Die FRANKFURTER RUNDSCHAU meint:

"Im Gegensatz zu den vor Jahren entführten Sahara-Reisenden oder anderen Abenteurern macht die Archäologin nicht Spaß-Urlaub im Nahen Osten. Irak ist ihr privater und beruflicher Lebensmittelpunkt. Das mag man verantwortungslos finden oder leichtsinnig. Aber man kann sie dafür nicht abstrafen. Das macht die Causa Osthoff für die Politik zum Dilemma. Man kann der Ex-Geisel den Geldhahn zudrehen für Projekte, sie zur Kasse bitten für die Rettung. Doch im Notfall würde und muss auch für Susanne Osthoff wieder das humanitäre Recht gelten, das Recht auf Hilfe."

Die LÜBECKER NACHRICHTEN schreiben:

"Susanne Osthoff hat sich schon vor Jahren aus ihrer alten Heimat abgenabelt und eine neue im Zweistromland gefunden - einem Land, in dem Entführungen an der Tagesordnung sind. Wenn sie dieses Los ihrer Wahl-Landsleute teilen will, so muss man dies wohl respektieren. Eines aber wird auch Susanne Osthoff akzeptieren müssen. Dass ihr Herkunftsland sich noch einmal für sie so ins Zeug legt, ist nicht möglich."
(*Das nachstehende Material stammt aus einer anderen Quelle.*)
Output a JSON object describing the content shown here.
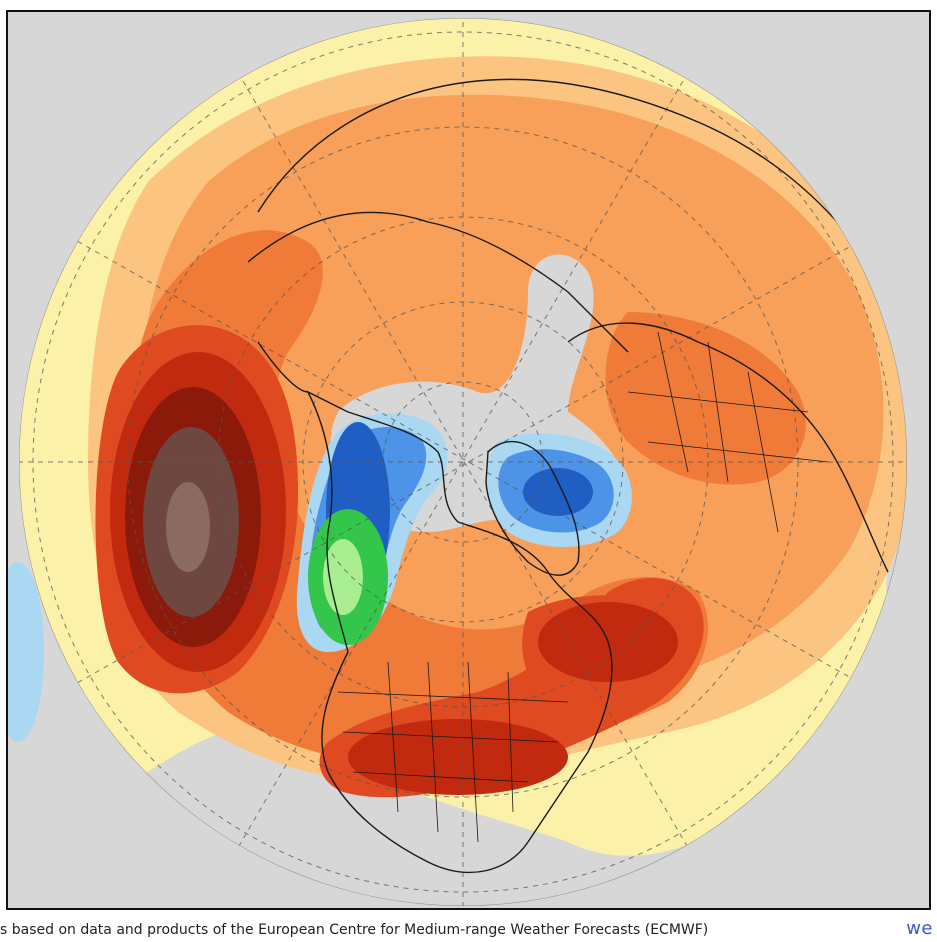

Auch die STUTTGARTER NACHRICHTEN beschäftigen sich mit den Zukunftsplänen der Archäologin:

"Es soll hier nicht am Idealismus der 43-Jährigen gezweifelt werden. Spätestens seit der Entführung aber müsste ihr klar geworden sein, dass der Wunsch, helfen zu wollen, inzwischen lebensgefährlich ist. Einmal ist ihr das Leben zurückgegeben worden. Die Entführer waren nett, hören wir. Hier redet eine Frau, die offenbar noch gar nicht richtig begriffen hat, in welche Ängste sie eine Nation zu Hause gestürzt hat."

Abschließend ein Blick in die HAMBURGER MORGENPOST. Das Blatt fragt sich:

"Kann Osthoff ihrem gut gemeinten Ansinnen, den Menschen im Irak zu helfen, nicht auch anders nachkommen? Indem sie zum Beispiel vom Ausland aus Spenden sammelt oder Hilfstransporte organisiert. Die Ablehnung, gar Empörung, die der Ex-Geisel jetzt aus der deutschen Politik und Öffentlichkeit entgegenschlägt, hat allerdings auch andere Ursachen: Frau Osthoff hält sich nicht an die Spielregeln des Medienzeitalters. Während alles auf die ersten Bilder der eben Befreiten wartete, auf ihre herzergreifenden Schilderungen, trat Frau Osthoff mit Tschador verhüllt im arabischen Fernsehsender Al-Dschasira auf. Tenor: So schlimm waren die Kidnapper gar nicht. Das Klischee eines Terror-Opfers sieht eben anders aus."